I am car enthusiast and rather test cars myself than I believe what is written in reviews. I can't help myself but reading each Infiniti review in Autocar allways it has low review rating. For example interior design and quality. You wrote it is not pair to german premium A4, Beemer 3 this is not correct at all to lie to those who never sat in those cars. New A4 door panels are very cheap looking and Beemer 3 dashboard quality wise belongs to 80es. Q50 interior balance posh design with very high quality of materials. I think Infiniti cannot have high rating because it does not complies with very sober pragmatic british taste. But car is good when it has soul. No german car has a soul. They are good as a slave and that is it. Q50 has a soul for sure.
DVB78 18 January 2017

Re: Infiniti Q50 3.0

I agree with your comments Das auto.
Most magazines rave about Audi for example, yet nearly all their cars are soulless and fairly boring to drive. Its only their interiors that set them apart!
geed 23 September 2017

DVB78 wrote:

DVB78 wrote:

I agree with your comments Das auto. Most magazines rave about Audi for example, yet nearly all their cars are soulless and fairly boring to drive. Its only their interiors that set them apart!

You vould also add half a star to a flawed autocar reviewed car if it had an alsfa badge on it.....thats the onlt time an autocar jounalist sees character as an asset rather than a flaw. 

Got to say though I admire Infiniti for trying new technology but to implement it on their manstream car whilst trying to build the brand is a deeply flawed strategy.

Have to say though surprised that the Q30 is not more popular.....says more about the british buying public and the british motoring press' influence on them that the car itself.

Lovema75 13 January 2017

Oh dear

I never understand how some manufacturers can get it so wrong.
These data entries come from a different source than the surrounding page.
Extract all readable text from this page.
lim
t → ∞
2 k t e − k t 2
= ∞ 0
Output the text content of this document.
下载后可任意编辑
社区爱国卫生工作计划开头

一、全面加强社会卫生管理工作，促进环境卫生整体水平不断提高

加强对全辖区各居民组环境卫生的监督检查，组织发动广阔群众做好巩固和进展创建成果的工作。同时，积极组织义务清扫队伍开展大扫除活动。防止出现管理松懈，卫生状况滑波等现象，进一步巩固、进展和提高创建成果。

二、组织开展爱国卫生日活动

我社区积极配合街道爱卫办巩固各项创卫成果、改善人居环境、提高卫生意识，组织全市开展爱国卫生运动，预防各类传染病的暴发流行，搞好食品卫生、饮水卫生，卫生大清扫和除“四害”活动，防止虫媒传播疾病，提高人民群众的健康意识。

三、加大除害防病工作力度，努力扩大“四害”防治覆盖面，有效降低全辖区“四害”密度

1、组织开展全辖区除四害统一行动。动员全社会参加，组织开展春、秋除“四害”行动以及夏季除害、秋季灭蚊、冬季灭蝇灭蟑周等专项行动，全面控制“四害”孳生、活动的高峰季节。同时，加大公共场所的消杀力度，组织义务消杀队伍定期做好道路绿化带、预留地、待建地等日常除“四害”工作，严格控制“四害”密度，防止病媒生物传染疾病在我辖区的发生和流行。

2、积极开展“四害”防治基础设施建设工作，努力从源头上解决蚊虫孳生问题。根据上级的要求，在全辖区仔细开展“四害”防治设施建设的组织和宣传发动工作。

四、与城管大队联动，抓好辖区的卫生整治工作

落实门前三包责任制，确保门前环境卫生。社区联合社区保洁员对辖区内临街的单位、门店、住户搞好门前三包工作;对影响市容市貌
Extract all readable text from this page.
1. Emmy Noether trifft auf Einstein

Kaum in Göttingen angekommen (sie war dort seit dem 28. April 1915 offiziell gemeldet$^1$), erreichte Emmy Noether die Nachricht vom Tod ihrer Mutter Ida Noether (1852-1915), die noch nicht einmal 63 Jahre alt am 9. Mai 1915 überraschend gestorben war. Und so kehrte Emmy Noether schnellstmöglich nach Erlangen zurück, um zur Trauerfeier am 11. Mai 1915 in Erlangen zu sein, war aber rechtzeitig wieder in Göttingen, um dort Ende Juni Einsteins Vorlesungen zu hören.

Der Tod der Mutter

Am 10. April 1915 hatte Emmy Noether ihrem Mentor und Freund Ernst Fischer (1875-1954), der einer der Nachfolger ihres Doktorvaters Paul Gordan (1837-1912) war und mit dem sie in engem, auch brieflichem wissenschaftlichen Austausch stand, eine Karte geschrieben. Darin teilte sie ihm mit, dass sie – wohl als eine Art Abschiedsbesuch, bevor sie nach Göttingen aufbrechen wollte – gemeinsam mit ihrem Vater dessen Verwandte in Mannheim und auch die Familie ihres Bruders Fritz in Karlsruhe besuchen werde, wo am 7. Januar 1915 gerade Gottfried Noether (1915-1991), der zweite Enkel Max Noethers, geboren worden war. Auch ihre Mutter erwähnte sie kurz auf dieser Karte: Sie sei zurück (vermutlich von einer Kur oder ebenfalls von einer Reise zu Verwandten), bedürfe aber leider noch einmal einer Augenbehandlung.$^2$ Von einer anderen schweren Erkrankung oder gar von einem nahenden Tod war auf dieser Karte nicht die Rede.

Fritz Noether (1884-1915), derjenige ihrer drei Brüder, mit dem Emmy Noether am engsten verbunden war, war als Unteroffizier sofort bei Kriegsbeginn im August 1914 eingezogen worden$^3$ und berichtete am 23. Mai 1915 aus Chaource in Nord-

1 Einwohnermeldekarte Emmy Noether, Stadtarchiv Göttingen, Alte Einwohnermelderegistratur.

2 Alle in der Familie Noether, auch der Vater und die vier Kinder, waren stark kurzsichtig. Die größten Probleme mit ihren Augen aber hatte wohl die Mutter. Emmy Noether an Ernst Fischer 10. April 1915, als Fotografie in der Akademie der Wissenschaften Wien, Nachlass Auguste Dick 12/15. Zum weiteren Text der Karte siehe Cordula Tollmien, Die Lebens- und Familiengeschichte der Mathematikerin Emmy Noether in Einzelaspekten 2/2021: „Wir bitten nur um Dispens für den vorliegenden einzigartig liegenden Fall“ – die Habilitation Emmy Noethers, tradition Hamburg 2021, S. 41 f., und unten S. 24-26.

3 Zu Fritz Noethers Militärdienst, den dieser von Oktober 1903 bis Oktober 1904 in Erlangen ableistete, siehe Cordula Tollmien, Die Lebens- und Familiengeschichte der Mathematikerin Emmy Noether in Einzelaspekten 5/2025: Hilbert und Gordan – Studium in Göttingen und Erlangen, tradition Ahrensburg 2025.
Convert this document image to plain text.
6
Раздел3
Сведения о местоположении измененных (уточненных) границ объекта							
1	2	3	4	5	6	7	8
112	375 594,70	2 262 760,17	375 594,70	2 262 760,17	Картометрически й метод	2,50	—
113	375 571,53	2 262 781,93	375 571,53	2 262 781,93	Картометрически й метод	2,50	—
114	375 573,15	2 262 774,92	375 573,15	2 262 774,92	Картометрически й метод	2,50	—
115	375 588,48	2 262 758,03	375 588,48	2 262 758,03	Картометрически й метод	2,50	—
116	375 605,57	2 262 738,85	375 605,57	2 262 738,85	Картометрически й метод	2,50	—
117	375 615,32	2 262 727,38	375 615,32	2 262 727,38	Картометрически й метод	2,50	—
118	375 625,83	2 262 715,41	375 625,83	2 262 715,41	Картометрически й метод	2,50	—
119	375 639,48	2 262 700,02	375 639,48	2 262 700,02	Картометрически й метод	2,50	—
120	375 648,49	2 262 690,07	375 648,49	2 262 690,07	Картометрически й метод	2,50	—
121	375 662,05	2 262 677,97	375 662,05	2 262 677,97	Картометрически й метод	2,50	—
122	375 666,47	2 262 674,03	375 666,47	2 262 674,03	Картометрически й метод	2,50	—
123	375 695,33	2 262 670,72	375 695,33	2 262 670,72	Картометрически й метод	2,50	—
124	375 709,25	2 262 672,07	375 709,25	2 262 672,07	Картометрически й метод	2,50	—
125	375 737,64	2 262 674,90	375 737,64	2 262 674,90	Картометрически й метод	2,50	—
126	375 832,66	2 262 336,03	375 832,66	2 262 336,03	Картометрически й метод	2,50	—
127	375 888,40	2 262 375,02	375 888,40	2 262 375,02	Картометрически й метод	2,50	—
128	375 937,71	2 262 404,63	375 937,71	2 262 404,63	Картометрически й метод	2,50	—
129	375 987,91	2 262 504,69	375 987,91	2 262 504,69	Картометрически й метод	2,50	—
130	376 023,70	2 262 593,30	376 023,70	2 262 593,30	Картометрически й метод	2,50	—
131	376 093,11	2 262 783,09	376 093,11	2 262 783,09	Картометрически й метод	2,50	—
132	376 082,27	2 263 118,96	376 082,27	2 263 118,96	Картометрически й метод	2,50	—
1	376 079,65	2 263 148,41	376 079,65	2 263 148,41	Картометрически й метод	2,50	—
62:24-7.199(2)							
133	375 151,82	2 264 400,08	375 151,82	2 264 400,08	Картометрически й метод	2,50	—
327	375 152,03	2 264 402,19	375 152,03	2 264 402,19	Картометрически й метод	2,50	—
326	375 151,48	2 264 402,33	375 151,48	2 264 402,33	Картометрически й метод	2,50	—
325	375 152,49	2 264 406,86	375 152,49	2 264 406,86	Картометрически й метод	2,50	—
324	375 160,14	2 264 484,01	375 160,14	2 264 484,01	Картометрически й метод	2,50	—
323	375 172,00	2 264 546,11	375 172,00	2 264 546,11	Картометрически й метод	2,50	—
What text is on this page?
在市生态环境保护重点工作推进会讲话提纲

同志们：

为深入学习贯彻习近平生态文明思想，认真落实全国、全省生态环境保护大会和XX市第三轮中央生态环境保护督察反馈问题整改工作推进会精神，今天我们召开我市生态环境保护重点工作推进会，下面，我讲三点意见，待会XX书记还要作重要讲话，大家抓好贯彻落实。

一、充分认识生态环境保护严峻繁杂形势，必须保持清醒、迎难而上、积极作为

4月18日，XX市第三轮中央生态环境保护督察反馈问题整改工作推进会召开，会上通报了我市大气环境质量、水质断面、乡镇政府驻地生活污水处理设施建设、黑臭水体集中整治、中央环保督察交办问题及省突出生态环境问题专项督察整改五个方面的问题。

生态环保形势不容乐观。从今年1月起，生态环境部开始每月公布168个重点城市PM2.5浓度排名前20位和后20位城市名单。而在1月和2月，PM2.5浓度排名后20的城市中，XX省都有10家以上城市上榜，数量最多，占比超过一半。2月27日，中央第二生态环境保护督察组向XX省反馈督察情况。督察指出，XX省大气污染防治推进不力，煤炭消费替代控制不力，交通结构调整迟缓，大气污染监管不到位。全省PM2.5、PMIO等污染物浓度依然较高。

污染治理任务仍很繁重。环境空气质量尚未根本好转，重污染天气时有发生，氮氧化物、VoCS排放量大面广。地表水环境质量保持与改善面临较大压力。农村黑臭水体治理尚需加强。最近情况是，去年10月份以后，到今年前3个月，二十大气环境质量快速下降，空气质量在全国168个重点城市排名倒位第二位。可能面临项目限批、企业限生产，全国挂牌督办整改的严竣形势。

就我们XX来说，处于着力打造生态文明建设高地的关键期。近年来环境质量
We don't all cars to be like BMW's, but serious failings in steering, etc are likely to be accepted by few. Does it mean that thier engineers said " that's it, absolutely perfect, we've nailed it"? Or do they know it's sub par, but put it out anyway?

And I must say that interior doesn't really look inviting to me. Looks are always subjective of course, but looking like a Nissan Sunny inside isn't going to help...

The only infinity worth looking at for me is the Q30, interestingly styled, nice inside, a sales disaster, and therefore quite cheap soon...

jer 13 January 2017

This time of year

No reasonably powerful 2wd gets traction. Would be good to get a threshold but all the 3.0 2wd bms and jags I've had have traction control intervening in winter on surprisingly little throttle. It's surface dependant as well as temperature.